Fermentation is in stainless steel with indigenous yeast, with the exception of the Briccolina. The Barolo consists of Nebbiolo from Manocino, Serra and San Bernardo. It ages for 30 months in large Slavonian oak casks and a further 10 months in bottle. The 2010 was slightly austere, showing tobacco, cherry, plum and briar notes. Its tannins were assertive, but the savory finish found a nice balance.
The Barolo Leon Riserva is a selection from the casks of Barolo that Rivetti feels is capable of extended aging. The lots destined for the Leon Riserva see an additional 10 months respectively in both cask and bottle before release. We tasted the 2008, rich with cherry, tobacco, wet earth and iron flavors that stayed fresh if a bit dry on the finish.

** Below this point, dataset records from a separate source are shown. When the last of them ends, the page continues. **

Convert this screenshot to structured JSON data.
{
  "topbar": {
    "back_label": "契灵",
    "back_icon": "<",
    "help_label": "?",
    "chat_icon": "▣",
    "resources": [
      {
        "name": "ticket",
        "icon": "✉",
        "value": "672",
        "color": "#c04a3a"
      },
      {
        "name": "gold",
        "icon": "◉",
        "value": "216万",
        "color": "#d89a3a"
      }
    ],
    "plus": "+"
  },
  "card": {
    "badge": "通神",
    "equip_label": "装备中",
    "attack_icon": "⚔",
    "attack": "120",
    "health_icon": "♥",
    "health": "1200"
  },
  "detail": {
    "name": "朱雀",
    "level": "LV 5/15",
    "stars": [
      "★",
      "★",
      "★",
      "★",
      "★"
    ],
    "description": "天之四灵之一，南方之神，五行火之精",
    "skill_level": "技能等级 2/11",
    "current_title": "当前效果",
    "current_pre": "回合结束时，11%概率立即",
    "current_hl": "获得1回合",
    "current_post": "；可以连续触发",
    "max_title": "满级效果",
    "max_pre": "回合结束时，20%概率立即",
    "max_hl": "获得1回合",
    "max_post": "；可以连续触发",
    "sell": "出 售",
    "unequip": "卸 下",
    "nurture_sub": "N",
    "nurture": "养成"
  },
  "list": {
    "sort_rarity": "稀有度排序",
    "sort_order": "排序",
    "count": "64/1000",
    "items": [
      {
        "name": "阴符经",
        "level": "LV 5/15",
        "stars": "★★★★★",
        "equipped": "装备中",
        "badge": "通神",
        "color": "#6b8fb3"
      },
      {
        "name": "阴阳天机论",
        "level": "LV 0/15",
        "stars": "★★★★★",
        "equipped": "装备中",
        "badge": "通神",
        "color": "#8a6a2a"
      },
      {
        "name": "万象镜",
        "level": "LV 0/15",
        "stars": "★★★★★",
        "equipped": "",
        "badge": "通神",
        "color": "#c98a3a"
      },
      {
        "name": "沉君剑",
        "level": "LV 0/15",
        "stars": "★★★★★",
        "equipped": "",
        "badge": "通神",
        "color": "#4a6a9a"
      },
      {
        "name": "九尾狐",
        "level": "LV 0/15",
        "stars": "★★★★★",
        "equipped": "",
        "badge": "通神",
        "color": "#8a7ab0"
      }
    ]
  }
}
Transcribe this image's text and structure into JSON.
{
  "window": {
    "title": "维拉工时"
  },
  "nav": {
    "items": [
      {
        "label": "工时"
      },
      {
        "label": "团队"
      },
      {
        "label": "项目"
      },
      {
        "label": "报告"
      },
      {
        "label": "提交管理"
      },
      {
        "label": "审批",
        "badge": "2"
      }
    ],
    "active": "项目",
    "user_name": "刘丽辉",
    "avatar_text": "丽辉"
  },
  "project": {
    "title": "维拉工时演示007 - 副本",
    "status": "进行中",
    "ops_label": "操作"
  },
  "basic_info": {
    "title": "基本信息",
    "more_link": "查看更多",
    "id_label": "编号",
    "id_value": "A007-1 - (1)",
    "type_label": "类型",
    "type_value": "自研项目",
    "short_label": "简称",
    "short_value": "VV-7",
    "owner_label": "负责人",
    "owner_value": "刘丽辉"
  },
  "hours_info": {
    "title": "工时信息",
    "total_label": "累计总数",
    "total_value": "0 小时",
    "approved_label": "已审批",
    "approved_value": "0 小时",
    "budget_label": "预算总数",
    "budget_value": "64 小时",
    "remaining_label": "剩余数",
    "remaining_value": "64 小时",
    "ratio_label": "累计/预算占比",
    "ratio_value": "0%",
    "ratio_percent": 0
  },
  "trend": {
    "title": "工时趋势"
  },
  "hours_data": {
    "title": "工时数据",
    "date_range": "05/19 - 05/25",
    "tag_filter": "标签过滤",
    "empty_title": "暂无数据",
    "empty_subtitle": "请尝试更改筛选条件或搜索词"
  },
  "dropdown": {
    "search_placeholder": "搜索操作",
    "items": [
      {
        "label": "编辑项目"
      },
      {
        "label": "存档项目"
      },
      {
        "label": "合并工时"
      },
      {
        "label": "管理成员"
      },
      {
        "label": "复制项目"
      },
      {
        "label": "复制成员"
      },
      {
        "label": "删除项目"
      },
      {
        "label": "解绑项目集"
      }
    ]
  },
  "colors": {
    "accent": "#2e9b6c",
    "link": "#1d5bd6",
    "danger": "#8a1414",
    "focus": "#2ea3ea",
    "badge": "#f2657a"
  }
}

Fermentation for the Barolo Briccolina takes place in conical wood vats called “tini,” before aging in wood for three years and a further 16 months in bottle. The 2010 evoked beautiful aromas of flowers, cherry, strawberry and tobacco matched to an elegant, refined and harmonious frame.
Rivetto has barriques for his Barbera and is not averse to using them for Nebbiolo, but there is no recipe here. The Barbera d’Alba Zio Nando, named after his great uncle Ferdinando, who planted the grapes in 1944, sees 45 percent French oak barriques and 55 percent Slavonian oak casks. The 2011, to be released next spring, delivered rich plum fruit on a dense, concentrated structure.
Rivetto also makes a fresh, floral-, lime- and spice-scented Langhe Nascetta, a local variety that is currently undergoing a revival in the region.